Abstract 19260: Prothrombotic Activity and Reduction in Coronary Flow Reserve Associated With Therapeutic Intracoronary Delivery of Bone Marrow-Derived Mesenchymal Stem Cells is Ameliorated by Heparin Co-Administration in a Porcine Myocardial Infarction Model

Abstract

Cell therapy remains an evolving therapeutic option for cardiac repair in the case of acute myocardial infarction (AMI) associated with significant cardiomyocyte death. Mesenchymal stem cells (MSCs) are promising candidates for promoting myocardial salvage post AMI, but concerns regarding the safety of intracoronary MSC delivery remain. Surface expression of tissue factor (TF), a key initiator of the soluble coagulation cascade, has recently been implicated as a possible cause of MSC procoagulant activity.
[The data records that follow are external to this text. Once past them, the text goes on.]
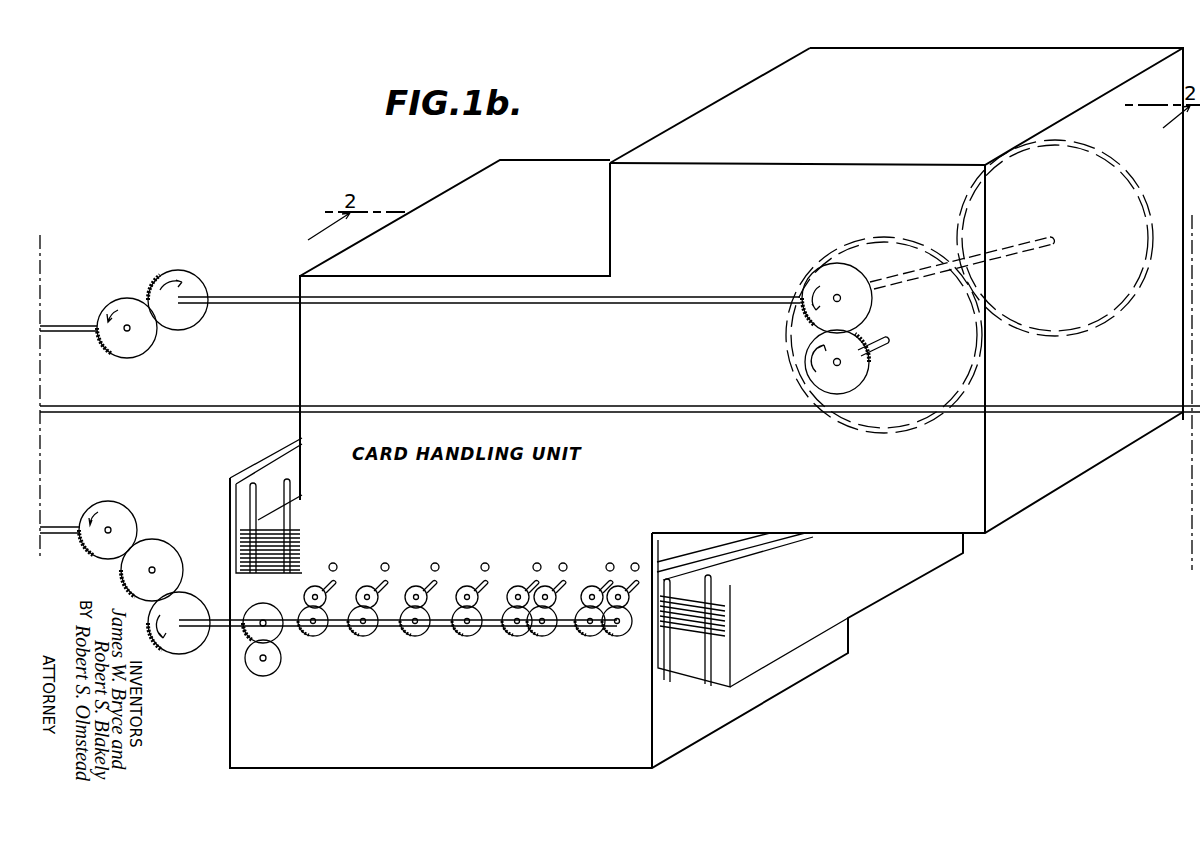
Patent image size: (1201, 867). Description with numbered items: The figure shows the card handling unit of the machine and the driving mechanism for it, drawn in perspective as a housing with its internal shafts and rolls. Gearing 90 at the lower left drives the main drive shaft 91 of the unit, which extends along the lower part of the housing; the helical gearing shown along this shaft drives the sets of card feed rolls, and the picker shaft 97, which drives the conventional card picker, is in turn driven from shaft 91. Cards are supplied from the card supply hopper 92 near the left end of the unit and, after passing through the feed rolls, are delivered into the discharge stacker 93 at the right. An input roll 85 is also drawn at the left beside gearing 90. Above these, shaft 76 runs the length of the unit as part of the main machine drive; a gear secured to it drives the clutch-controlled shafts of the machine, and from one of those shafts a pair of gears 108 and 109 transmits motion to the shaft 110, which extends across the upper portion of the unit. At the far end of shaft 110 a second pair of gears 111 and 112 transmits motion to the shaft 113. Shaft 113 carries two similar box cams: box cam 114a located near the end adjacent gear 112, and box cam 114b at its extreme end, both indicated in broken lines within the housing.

The shaft 76 is at (332, 406).
The feed roller 85 is at (62, 527).
The gearing 90 is at (192, 605).
The main drive shaft 91 is at (218, 632).
The card supply hopper 92 is at (268, 528).
The discharge stacker 93 is at (700, 600).
The picker shaft 97 is at (280, 648).
The gear 108 is at (134, 350).
The gear 109 is at (176, 270).
The shaft 110 is at (259, 304).
The gear 111 is at (806, 282).
The gear 112 is at (812, 372).
The shaft 113 is at (836, 366).
The box cam 114a is at (882, 242).
The box cam 114b is at (1124, 300).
This study aimed to characterize the prothrombotic activity of MSC and identify means of managing any thrombotic side effects during therapeutic intracoronary delivery post AMI. Expression of TF on MSC was detected by immunoflourescence, flow cytometry and immunoblotting. TF antigen was catalytically active (252.4 ± 8.3 pM/2 x 105 MSC) and capable of supporting thrombin generation in vitro. Addition of MSCs to whole citrated blood enhanced platelet-driven thrombus deposition on collagen at arterial shear flow (12.67 ± 1.0% untreated vs 18.9 ± 0.9% surface coverage with MSC, p>0.001), an effect abolished by heparin co-administration (p<0.01 vs MSC alone). Infusion of 25 x 106 MSC via an intracoronary route in a porcine AMI model was associated with a decrease in coronary flow reserve when delivered during reperfusion (-0.7 ± 0.05) but not when coadministered with heparin (0.1 ± 0.02, p<0.01). Heparin also reduced MSC-associated thrombosis incorporating platelets and vWF in the microvasculature (p<0.05). Therapeutic MSC delivery was able to reduce apoptosis in the infarct border zone 24 post AMI (p<0.01). Procoagulant activity associated with therapeutic MSCs is independently associated with reduction in myocardial perfusion when delivered I.C. which may be successfully managed with heparin co-administration. This study highlights an important mechanistic insight into safety concerns associated with therapeutic intracoronary MSC delivery for AMI.